A guide to resources in economics

Citation Guides for Economics Students

Before you begin, ask your professor which style manual you should use. For your convenience, links to the JEL style and other popular style manuals are listed below. Manuals are also available for in-library use at the Snell Library.


APA (Purdue Online Writing Lab)
Chicago Manual of Style (NU only)
JEL (Journal of Economic Literature)

Why Should You Cite?

Using footnotes, bibliographies, and similar strategies serves two main purposes:

  1. It gives credit to the person who created the idea.
  2. It allows your readers to locate the sources you used, therefore they can read or judge them for themselves.

What is Plagiarism?

Also see our guide to Avoiding Plagiarism.

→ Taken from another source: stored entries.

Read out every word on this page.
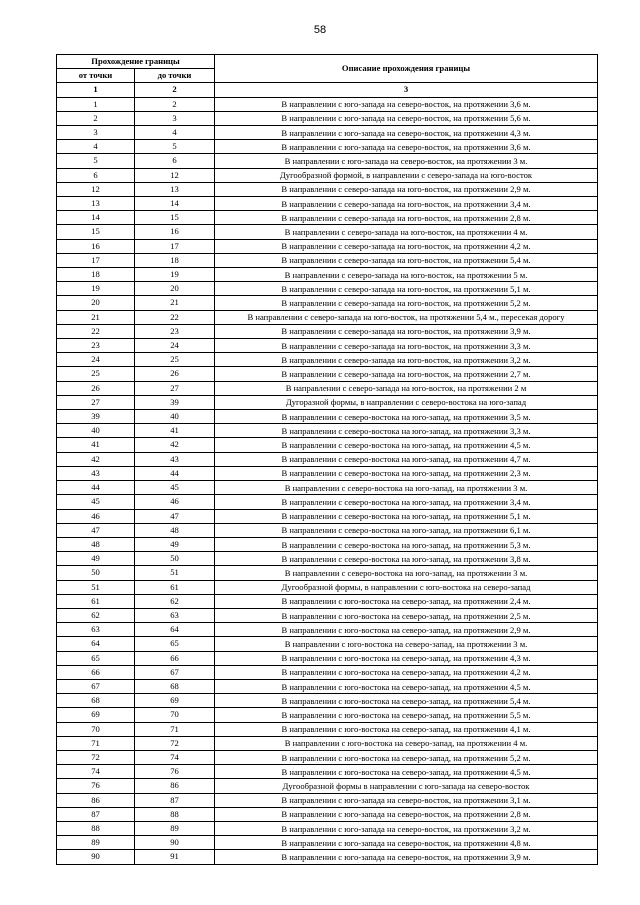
58
Прохождение границы		Описание прохождения границы
от точки	до точки	
1	2	3
1	2	В направлении с юго-запада на северо-восток, на протяжении 3,6 м.
2	3	В направлении с юго-запада на северо-восток, на протяжении 5,6 м.
3	4	В направлении с юго-запада на северо-восток, на протяжении 4,3 м.
4	5	В направлении с юго-запада на северо-восток, на протяжении 3,6 м.
5	6	В направлении с юго-запада на северо-восток, на протяжении 3 м.
6	12	Дугообразной формой, в направлении с северо-запада на юго-восток
12	13	В направлении с северо-запада на юго-восток, на протяжении 2,9 м.
13	14	В направлении с северо-запада на юго-восток, на протяжении 3,4 м.
14	15	В направлении с северо-запада на юго-восток, на протяжении 2,8 м.
15	16	В направлении с северо-запада на юго-восток, на протяжении 4 м.
16	17	В направлении с северо-запада на юго-восток, на протяжении 4,2 м.
17	18	В направлении с северо-запада на юго-восток, на протяжении 5,4 м.
18	19	В направлении с северо-запада на юго-восток, на протяжении 5 м.
19	20	В направлении с северо-запада на юго-восток, на протяжении 5,1 м.
20	21	В направлении с северо-запада на юго-восток, на протяжении 5,2 м.
21	22	В направлении с северо-запада на юго-восток, на протяжении 5,4 м., пересекая дорогу
22	23	В направлении с северо-запада на юго-восток, на протяжении 3,9 м.
23	24	В направлении с северо-запада на юго-восток, на протяжении 3,3 м.
24	25	В направлении с северо-запада на юго-восток, на протяжении 3,2 м.
25	26	В направлении с северо-запада на юго-восток, на протяжении 2,7 м.
26	27	В направлении с северо-запада на юго-восток, на протяжении 2 м
27	39	Дугоразной формы, в направлении с северо-востока на юго-запад
39	40	В направлении с северо-востока на юго-запад, на протяжении 3,5 м.
40	41	В направлении с северо-востока на юго-запад, на протяжении 3,3 м.
41	42	В направлении с северо-востока на юго-запад, на протяжении 4,5 м.
42	43	В направлении с северо-востока на юго-запад, на протяжении 4,7 м.
43	44	В направлении с северо-востока на юго-запад, на протяжении 2,3 м.
44	45	В направлении с северо-востока на юго-запад, на протяжении 3 м.
45	46	В направлении с северо-востока на юго-запад, на протяжении 3,4 м.
46	47	В направлении с северо-востока на юго-запад, на протяжении 5,1 м.
47	48	В направлении с северо-востока на юго-запад, на протяжении 6,1 м.
48	49	В направлении с северо-востока на юго-запад, на протяжении 5,3 м.
49	50	В направлении с северо-востока на юго-запад, на протяжении 3,8 м.
50	51	В направлении с северо-востока на юго-запад, на протяжении 3 м.
51	61	Дугообразной формы, в направлении с юго-востока на северо-запад
61	62	В направлении с юго-востока на северо-запад, на протяжении 2,4 м.
62	63	В направлении с юго-востока на северо-запад, на протяжении 2,5 м.
63	64	В направлении с юго-востока на северо-запад, на протяжении 2,9 м.
64	65	В направлении с юго-востока на северо-запад, на протяжении 3 м.
65	66	В направлении с юго-востока на северо-запад, на протяжении 4,3 м.
66	67	В направлении с юго-востока на северо-запад, на протяжении 4,2 м.
67	68	В направлении с юго-востока на северо-запад, на протяжении 4,5 м.
68	69	В направлении с юго-востока на северо-запад, на протяжении 5,4 м.
69	70	В направлении с юго-востока на северо-запад, на протяжении 5,5 м.
70	71	В направлении с юго-востока на северо-запад, на протяжении 4,1 м.
71	72	В направлении с юго-востока на северо-запад, на протяжении 4 м.
72	74	В направлении с юго-востока на северо-запад, на протяжении 5,2 м.
74	76	В направлении с юго-востока на северо-запад, на протяжении 4,5 м.
76	86	Дугообразной формы в направлении с юго-запада на северо-восток
86	87	В направлении с юго-запада на северо-восток, на протяжении 3,1 м.
87	88	В направлении с юго-запада на северо-восток, на протяжении 2,8 м.
88	89	В направлении с юго-запада на северо-восток, на протяжении 3,2 м.
89	90	В направлении с юго-запада на северо-восток, на протяжении 4,8 м.
90	91	В направлении с юго-запада на северо-восток, на протяжении 3,9 м.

Northeastern University's Academic Integrity Policy defines plagiarism as "using as one’s own the words, ideas, data, code, or other original academic material of another without providing proper citation or attribution. Plagiarism can apply to any assignment, either final or drafted copies, and it can occur either accidentally or deliberately. Claiming that one has “forgotten” to document ideas or material taken from another source does not exempt one from plagiarizing."

The following sources require citation:

  • Word-for-word quotations from a source, including another student’s work.
  • Paraphrasing (using the ideas of others in your own words).
  • Unusual or controversial facts not widely recognized.
  • Audio, video, digital, or live exchanges of ideas, dialogue, or information.